处理大量可能具有不同数据分布的机器学习数据集时，我们面临以下注意事项：

数据分布是单峰的，如果是这种情况，哪个模型最接近它（均匀分布，T分布，卡方分布，柯西分布等）？
如果机器学习中的数据分布是多模态的，我们能自动识别模态的数量并提供更细粒度的描述性统计吗?
我们如何估计新机器学习数据集的概率密度函数？

本文涉及以下主题：

直方图Vs概率密度函数
核密度估计
最佳带宽的选择：Silverman / Scott / Grid Search交叉验证
单峰分布的统计检验
DIP测试单峰性
基于核密度估计识别数据分布的模式数

生成数据

import numpy as np
import matplotlib.pyplot as plt
from scipy.stats import norm
from sklearn.neighbors import KernelDensity
# Generate data distribution combining 3 normal distributions
data = np.concatenate([
 norm(-10, 3).rvs(200), 
 norm(0, 2).rvs(200), 
 norm(7, 2).rvs(100)
])
# The x values corresponding to the generated distribution
x = np.linspace(data.min(),data.max(), data.shape[0])
true_pdf = (0.4 * norm(-10, 3).pdf(x) + 
 0.4 * norm(0, 2).pdf(x) +
 0.2* norm(7, 2).pdf(x))

直方图和PDF

直方图的缺点是：将一些实际数据分布的细节，隐藏在大小不合适的容器中。看下面的Python代码示例

def plotHistogramAndPdf(data, x, pdf):
 ax = plt.gca()
 plt.hist(data, bins = 4, alpha = 0.4, label = 'histogram of input values');
 plt.ylabel('Frequency')
 plt.xlabel('x values')
 ax2 = ax.twinx()
 plt.plot(x, pdf, c = 'red', label = 'probability density function');
 plt.ylabel('PDF')
 [tl.set_color('r') for tl in ax2.get_yticklabels()]
 ax.legend(bbox_to_anchor=(0.4, 1.15))
 ax2.legend(bbox_to_anchor=(1.15,1.15))
 plt.savefig('figures/hist.jpg', bbox_inches='tight')
 
plotHistogramAndPdf(data, x, true_pdf)

核密度估计

核密度估计取决于bandwidth，该bandwidth控制返回的近似的平滑程度。以下示例说明了各种bandwidth值的影响：

def getKernelDensityEstimation(values, x, bandwidth = 0.2, kernel = 'gaussian'):
 model = KernelDensity(kernel = kernel, bandwidth=bandwidth)
 model.fit(values[:, np.newaxis])
 log_density = model.score_samples(x[:, np.newaxis])
 return np.exp(log_density)
for bandwidth in np.linspace(0.2, 3, 3):
 kde = getKernelDensityEstimation(data, x, bandwidth=bandwidth)
 plt.plot(x, kde, alpha = 0.8, label = f'bandwidth = {round(bandwidth, 2)}')
plt.plot(x, true_pdf, label = 'True PDF')
plt.legend()
plt.title('Effect of various bandwidth values \nThe larger the bandwidth, the smoother the approximation becomes');
plt.savefig('figures/bw.jpg', bbox_inches='tight')

为核密度估计选择最佳bandwidth的方法

为了确定最佳bandwidth，有几种方法：

Silverman法则：假设未知密度为高斯分布。它不是最佳的bandwidth选择器，但可以用作非常快速的合理良好的估计器，也可以用作多级bandwidth选择器中的第一个估算器。更精确的求解方程式plug-in规则使用积分平方密度导数函数的估计来估计最佳bandwidth。用迭代法求解非线性方程需要很高的计算量。使用ROT作为初步估计
Scott法则：是对于正态分布数据的随机样本是最优的，因为它最小化了密度估计的积分均方误差。

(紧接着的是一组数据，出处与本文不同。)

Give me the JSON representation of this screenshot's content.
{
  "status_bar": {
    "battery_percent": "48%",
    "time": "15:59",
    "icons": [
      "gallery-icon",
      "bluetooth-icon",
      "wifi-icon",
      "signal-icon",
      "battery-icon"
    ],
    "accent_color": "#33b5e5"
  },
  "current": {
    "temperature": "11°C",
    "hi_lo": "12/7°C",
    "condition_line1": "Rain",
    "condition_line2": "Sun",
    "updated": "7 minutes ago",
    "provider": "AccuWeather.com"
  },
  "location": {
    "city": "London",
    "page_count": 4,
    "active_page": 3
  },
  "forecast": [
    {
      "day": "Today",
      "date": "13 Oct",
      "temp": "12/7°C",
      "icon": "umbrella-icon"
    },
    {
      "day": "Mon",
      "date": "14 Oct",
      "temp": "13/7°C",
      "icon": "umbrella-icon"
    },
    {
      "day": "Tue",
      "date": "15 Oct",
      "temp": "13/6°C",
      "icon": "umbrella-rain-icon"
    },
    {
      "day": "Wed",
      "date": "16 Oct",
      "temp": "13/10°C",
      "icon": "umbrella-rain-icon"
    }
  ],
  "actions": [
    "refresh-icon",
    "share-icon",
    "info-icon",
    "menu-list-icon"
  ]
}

这两种方法的好处是可以快速计算，但他们通常只提供太少的数据，而且很可能不符合底层的数据分布。这两种方法都已在statsmodels包中实现，如下所示。

基于交叉验证的方法：statsmodels带有cv bandwidth参数。或者，我们可以实现网格搜索交叉验证。与前两种方法不同，执行网格搜索的计算成本可能更高，尤其是对于较大的机器学习数据集

from statsmodels.nonparametric.bandwidths import bw_silverman, bw_scott, select_bandwidth
silverman_bandwidth = bw_silverman(data)
# select bandwidth allows to set a different kernel
silverman_bandwidth_gauss = select_bandwidth(data, bw = 'silverman', kernel = 'gauss')
scott_bandwidth = bw_scott(data)
def bestBandwidth(data, minBandwidth = 0.1, maxBandwidth = 2, nb_bandwidths = 30, cv = 30):
 """
 Run a cross validation grid search to identify the optimal bandwidth for the kernel density
 estimation.
 """
 from sklearn.model_selection import GridSearchCV
 model = GridSearchCV(KernelDensity(),
 {'bandwidth': np.linspace(minBandwidth, maxBandwidth, nb_bandwidths)}, cv=cv) 
 model.fit(data[:, None])
 return model.best_params_['bandwidth']
cv_bandwidth = bestBandwidth(data)
print(f"Silverman bandwidth = {silverman_bandwidth}")
print(f"Scott bandwidth = {scott_bandwidth}")
print(f"CV bandwidth = {cv_bandwidth}")

Silverman bandwidth = 1.8293406725911592
Scott bandwidth = 2.152524191415597
CV bandwidth = 0.886206896551724

正如预期的那样，第一个Silverman和Scott返回更大的bandwidth值，这将导致更大的容器，从而丢失关于数据分布的信息。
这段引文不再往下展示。